OPINIóN
Actualizado 11/11/2014
Emilio Vicente de Paz

Era diferente, y eso fue motivo suficiente para que, a lo largo de toda su infancia,  le dejaran olvidado en un rincón. Tuvo que arrastrarse por debajo de las opulentas mesas, de las que de vez en cuando caían algunos mendrugos de pan que le sirvieron de sustento. Nadie sabía de su existencia. Pasó toda su infancia sin las caricias de una mano maternal. A medida que iba creciendo, su resignación era mayor, asumió que esa era su vida, que no podía aspirar a nada más. Se encerró en sí mismo, y dejó que los días pasaran por su vida, uno tras otro, todos iguales, hasta que llegara el deseado día del descanso definitivo.

Este olvido, aunque duro, casi era lo mejor que podía sucederle, porque cuando alguien se dirigía a él, era para insultarle, para recordarle que era una escoria humana, un vago que debía estar agradecido a las personas que, de vez en cuando, le arrojaban un mendrugo de pan y le echaban una lata con agua.
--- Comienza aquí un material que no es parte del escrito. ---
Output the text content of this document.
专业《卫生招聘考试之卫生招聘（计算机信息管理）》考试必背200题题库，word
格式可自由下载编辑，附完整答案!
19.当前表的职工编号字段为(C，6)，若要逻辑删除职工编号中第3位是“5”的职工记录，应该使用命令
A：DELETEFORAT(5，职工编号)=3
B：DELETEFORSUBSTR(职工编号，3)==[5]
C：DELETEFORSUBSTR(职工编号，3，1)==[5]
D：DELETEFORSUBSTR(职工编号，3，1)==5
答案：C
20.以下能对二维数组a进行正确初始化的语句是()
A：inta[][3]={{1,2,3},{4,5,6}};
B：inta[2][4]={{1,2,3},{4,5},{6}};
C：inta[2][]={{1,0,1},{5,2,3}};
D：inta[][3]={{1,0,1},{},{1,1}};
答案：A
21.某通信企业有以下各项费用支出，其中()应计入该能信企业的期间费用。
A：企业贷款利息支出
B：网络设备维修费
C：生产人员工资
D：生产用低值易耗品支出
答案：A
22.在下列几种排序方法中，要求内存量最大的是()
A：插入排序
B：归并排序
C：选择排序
Cuando la gente pasaba a su lado, rodeaba, para no tener que sentir su presencia, para que sus efluvios no llegaran hasta ellos. Temían contaminarse ¿Contaminarse de qué? ¿De humanidad? Porque aquel ser era un ser humano, tan humano? no, más humano, que los que pasaban a su lado con muestras de rechazo. Y todo por ser diferente.

Un día, sin saber cómo, una persona se paró delante de él. Se arrodilló para poder hablar a su altura, se interesó por su situación, incluso pasó su mano acariciadora por su frente, apartando el flequillo que impedía ver sus ojos. Eran unos ojos humanos, ojos en los que se veía el profundo sentir de un ser humano. Allí, en lo más profundo de aquellos ojos se veía, se adivinaba, una tenue luz, que luchaba por salir a la superficie a pesar de las muchas capas de oscuridad y olvido, que año tras año se habían ido acumulando.
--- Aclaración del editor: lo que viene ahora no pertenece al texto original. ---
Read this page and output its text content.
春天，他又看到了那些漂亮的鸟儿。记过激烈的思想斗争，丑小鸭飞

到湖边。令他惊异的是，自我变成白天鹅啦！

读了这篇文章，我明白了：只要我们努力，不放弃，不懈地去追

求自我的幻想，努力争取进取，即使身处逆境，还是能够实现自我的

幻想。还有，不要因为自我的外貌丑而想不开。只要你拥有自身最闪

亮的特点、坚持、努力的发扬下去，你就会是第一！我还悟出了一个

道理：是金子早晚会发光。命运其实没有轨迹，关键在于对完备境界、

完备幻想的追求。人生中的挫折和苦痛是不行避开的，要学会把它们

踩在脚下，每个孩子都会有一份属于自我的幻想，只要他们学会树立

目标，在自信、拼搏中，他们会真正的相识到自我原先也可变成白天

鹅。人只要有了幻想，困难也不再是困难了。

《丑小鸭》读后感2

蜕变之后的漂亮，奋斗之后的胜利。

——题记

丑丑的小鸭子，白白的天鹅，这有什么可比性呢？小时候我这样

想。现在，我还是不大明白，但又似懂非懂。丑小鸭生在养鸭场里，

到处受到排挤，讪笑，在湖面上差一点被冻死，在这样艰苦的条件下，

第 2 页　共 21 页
Al oír aquella voz y sentir aquellas caricias, levantó la mirada, sus ojos resplandecieron con una luz olvidada. La vida volvió a ellos, aunque un gesto de incredulidad se reflejaba en su rostro,  le costaba creer que aquello fuera cierto, y sobre todo que fuera sincero. Había sufrido tantas decepciones, había servido durante tantos años de juguete al que se le podía insultar, pegar, maltratar? impunemente, que ahora le parecía imposible que alguien se preocupara por él. No quiso hablar, no se atrevió a preguntar, por no romper aquel instante mágico, en el que afloraba en su corazón algo que podría ser la felicidad.

 Aquella persona se levantó lentamente, sin dejar de mirarle depositó una moneda en el vacío bote que sujetaba entre sus tullidas y desnudas piernas. La moneda revoloteó entre las metálicas paredes y por fin, tras un breve tintineo, se depositó en su fondo y calló para siempre.
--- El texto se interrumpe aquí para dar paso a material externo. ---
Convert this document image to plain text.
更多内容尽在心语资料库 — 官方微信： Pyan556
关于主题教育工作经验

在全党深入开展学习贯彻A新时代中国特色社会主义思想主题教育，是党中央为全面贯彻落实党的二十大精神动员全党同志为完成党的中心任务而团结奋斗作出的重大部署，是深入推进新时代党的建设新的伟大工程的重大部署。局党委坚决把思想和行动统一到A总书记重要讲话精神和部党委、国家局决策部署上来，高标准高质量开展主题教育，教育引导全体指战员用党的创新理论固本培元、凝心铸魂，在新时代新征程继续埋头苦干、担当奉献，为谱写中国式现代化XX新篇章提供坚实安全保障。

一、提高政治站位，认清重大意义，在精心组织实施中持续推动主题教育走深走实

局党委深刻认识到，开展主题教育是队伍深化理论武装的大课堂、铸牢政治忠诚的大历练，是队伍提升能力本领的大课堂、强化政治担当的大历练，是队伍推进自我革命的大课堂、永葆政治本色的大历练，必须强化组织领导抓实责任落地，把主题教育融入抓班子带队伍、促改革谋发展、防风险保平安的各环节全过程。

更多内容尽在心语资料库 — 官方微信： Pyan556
Se alejó calle abajo, mientras, el tullido, le miraba sin atreverse a levantar los ojos. Se tocó la frente, pasó su mano por donde había pasado la de aquella persona y una especie de sonrisa olvidada, afloró en su rostro.

Luego, todo volvió a la normalidad, la gente pasando apartándose de él, las miradas de desdén, los comentarios vejatorios...

Pero ahora todo le daba igual, todo lo veía con otra luz, incluso se atrevió a levantar la cabeza con cierto aire de triunfo, de orgullo, y por primera vez en su vida, miró directamente a los ojos de los demás, se sintió un igual, porque sabía que había alguien, en alguna parte, a quien le importaba, alguien que pensaba en él, que estaba presente en la memoria de aquella persona, por lo que, de alguna manera, se sentía su amigo.